Even the prison administration had forgotten them. There were only two people who had them on their radar: the old brittle-boned tier guard who seemed on the verge of crumbling when he slowly rose from his chair in the corner to unlock their cells—once a week to give them a shower and once a week for an hour of exercise in the cage behind the dungeon—and the obese chow guard who carted in their meals—three times a day, sliding their pewter trays under the cell bars and returning an hour later to pick the trays off the landing floor where they had settled after the three convicts hurled them against the wall.

They were like three warriors from three warring clans stranded on an island who had long ago given up hope of ever rejoining their tribes or being rescued. It had been four and a half years since they had worn clothes. They rose and ate and slept and paced their cells in their boxer shorts. This was their world, day in, day out, and it never varied. Minutes crept by monotonously, and the three convicts would stare at the bars, amused by the rats racing by to snatch away morsels of the crusty leftovers stuck to the wall; by the spiders weaving cobweb after cobweb in the protective mesh screen covering the old ceiling lightbulbs. For at least one hour a day the men would stand clutching the bars of the cell, looking out on the tier, pushing their mouths into the space between the bars, and growling how they were going to kill each other.

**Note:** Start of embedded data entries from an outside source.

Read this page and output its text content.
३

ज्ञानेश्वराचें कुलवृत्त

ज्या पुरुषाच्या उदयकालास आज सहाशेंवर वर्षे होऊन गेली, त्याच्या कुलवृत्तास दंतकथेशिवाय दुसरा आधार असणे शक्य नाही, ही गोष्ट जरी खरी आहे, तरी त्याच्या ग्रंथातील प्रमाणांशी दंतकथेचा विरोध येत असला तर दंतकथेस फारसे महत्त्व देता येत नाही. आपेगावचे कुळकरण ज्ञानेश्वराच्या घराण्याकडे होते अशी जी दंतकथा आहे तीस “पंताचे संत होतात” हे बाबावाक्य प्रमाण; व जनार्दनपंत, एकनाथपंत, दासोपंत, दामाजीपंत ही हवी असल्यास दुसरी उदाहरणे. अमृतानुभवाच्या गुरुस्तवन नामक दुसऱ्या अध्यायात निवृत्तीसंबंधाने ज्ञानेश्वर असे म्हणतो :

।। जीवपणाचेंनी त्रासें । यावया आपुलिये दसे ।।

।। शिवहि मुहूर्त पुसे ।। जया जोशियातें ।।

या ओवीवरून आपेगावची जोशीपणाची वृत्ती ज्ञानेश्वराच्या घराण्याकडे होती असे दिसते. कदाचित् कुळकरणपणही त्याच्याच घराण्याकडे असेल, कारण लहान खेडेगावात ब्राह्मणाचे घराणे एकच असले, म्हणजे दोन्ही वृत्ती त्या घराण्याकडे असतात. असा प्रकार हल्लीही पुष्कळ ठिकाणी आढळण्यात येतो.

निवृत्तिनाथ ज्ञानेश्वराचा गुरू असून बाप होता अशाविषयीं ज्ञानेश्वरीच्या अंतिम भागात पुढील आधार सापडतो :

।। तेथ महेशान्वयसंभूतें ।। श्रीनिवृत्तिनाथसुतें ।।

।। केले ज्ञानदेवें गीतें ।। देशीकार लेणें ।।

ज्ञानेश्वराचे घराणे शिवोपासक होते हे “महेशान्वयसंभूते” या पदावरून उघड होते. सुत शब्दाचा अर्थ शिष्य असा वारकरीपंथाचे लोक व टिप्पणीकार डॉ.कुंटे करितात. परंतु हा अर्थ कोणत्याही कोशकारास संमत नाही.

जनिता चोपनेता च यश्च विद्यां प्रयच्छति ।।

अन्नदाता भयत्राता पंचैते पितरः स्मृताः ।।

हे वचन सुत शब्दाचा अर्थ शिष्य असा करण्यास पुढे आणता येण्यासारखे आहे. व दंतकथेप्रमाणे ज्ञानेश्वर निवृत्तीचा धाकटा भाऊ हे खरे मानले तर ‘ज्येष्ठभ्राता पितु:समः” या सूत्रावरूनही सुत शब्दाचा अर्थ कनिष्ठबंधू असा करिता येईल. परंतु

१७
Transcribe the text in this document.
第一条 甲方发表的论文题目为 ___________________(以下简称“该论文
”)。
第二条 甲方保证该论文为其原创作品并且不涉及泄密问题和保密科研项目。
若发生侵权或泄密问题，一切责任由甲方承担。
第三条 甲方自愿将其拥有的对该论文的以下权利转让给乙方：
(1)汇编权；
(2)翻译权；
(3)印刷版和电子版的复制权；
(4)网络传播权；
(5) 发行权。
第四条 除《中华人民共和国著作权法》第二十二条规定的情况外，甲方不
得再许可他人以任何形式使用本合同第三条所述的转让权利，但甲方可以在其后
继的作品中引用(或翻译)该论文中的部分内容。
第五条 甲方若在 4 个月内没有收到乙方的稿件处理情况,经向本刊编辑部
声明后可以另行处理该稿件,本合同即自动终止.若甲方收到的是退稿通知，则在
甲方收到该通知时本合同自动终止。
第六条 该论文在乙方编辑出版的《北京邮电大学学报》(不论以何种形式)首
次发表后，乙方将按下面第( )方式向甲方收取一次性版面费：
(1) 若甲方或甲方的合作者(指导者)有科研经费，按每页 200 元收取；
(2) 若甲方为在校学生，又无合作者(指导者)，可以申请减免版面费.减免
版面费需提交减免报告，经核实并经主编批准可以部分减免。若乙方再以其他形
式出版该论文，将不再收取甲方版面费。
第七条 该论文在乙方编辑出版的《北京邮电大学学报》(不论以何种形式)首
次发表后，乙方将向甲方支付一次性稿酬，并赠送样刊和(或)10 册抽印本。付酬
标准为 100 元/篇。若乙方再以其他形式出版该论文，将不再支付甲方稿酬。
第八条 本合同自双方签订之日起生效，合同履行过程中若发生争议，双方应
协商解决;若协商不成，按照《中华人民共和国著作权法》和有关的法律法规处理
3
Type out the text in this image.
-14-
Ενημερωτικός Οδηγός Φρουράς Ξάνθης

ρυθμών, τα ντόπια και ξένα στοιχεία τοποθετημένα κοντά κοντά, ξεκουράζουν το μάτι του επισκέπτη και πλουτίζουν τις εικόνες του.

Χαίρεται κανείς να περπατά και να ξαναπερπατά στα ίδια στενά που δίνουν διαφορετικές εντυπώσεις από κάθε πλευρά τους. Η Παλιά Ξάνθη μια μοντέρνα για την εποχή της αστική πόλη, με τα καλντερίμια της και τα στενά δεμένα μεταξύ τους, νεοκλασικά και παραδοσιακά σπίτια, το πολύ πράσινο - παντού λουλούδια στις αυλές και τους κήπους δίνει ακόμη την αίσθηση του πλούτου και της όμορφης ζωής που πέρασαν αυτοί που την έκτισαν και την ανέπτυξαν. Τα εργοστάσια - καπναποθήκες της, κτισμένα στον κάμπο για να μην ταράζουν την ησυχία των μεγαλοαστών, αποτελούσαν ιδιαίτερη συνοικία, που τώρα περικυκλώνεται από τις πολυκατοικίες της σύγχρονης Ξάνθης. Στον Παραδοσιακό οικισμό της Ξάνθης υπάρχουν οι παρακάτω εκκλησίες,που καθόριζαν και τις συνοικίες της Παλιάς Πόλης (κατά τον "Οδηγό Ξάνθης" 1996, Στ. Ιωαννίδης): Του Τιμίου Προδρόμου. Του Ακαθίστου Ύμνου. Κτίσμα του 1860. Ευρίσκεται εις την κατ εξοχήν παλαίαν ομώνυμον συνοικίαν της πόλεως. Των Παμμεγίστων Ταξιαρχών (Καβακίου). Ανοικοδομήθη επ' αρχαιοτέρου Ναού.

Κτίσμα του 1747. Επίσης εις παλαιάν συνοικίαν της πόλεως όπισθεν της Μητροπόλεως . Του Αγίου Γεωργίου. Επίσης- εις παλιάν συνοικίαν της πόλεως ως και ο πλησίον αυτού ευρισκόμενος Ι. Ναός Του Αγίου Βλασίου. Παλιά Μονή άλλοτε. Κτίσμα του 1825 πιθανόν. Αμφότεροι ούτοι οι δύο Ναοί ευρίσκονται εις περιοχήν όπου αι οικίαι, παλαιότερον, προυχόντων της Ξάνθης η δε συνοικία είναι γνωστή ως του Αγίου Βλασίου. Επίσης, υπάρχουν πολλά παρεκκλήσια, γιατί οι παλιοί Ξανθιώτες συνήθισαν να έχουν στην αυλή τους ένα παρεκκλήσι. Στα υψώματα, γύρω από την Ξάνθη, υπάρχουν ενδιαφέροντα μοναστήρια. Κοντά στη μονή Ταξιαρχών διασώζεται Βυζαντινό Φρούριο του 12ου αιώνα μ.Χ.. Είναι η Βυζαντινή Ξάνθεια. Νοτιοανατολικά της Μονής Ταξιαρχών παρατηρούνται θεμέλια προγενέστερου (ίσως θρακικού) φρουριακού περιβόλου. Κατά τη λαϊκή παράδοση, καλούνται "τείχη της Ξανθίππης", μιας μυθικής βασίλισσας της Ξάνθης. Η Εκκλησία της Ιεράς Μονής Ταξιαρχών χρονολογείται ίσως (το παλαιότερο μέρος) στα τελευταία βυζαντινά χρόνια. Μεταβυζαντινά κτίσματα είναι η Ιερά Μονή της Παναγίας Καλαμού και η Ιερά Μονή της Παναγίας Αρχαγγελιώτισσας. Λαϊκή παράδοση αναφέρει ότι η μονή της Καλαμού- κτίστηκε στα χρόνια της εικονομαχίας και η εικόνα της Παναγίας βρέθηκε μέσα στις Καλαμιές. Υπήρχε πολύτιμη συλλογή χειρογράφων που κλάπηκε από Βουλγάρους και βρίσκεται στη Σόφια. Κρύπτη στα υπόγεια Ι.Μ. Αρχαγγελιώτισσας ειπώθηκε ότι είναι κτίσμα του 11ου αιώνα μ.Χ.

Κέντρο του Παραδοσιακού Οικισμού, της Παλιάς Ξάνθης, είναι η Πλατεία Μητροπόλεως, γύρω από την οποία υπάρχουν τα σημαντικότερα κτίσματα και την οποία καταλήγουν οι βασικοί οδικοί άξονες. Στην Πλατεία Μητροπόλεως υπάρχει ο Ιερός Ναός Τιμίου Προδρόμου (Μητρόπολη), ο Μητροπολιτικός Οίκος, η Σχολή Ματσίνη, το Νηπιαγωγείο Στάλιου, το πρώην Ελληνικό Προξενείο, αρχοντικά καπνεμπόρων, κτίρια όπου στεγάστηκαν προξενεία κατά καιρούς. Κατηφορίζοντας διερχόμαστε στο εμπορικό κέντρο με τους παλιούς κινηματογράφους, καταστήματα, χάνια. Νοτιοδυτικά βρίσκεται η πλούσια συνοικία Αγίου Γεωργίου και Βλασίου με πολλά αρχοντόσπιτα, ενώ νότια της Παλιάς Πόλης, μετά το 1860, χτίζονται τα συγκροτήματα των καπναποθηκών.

When the warden first sent them down to the dungeon, Boogey was in the Black X gang and had already been in prison for eight years. He was twenty-nine years old, out of Georgia, and angled like a plow blade. He looked like Mike Tyson—square jaw, beady dark eyes set wide apart, shoulders brawny as a draft horse harnessed in a quarry pit. He lived with a constant craving to crush his granite cell to dust, and the fact that he could not do it caused his fury to course down from his red-clay heart through his blood vessels, intestines, and stomach. It simmered through his features and his gestures glimmered dangerously with rage in the sweltering dungeon.

Bomber was a skinhead and an expert at making bombs. The other two were constantly goading him, speculating that a bomb must have gone off in his mouth because his teeth were worse than rusty railroad spikes.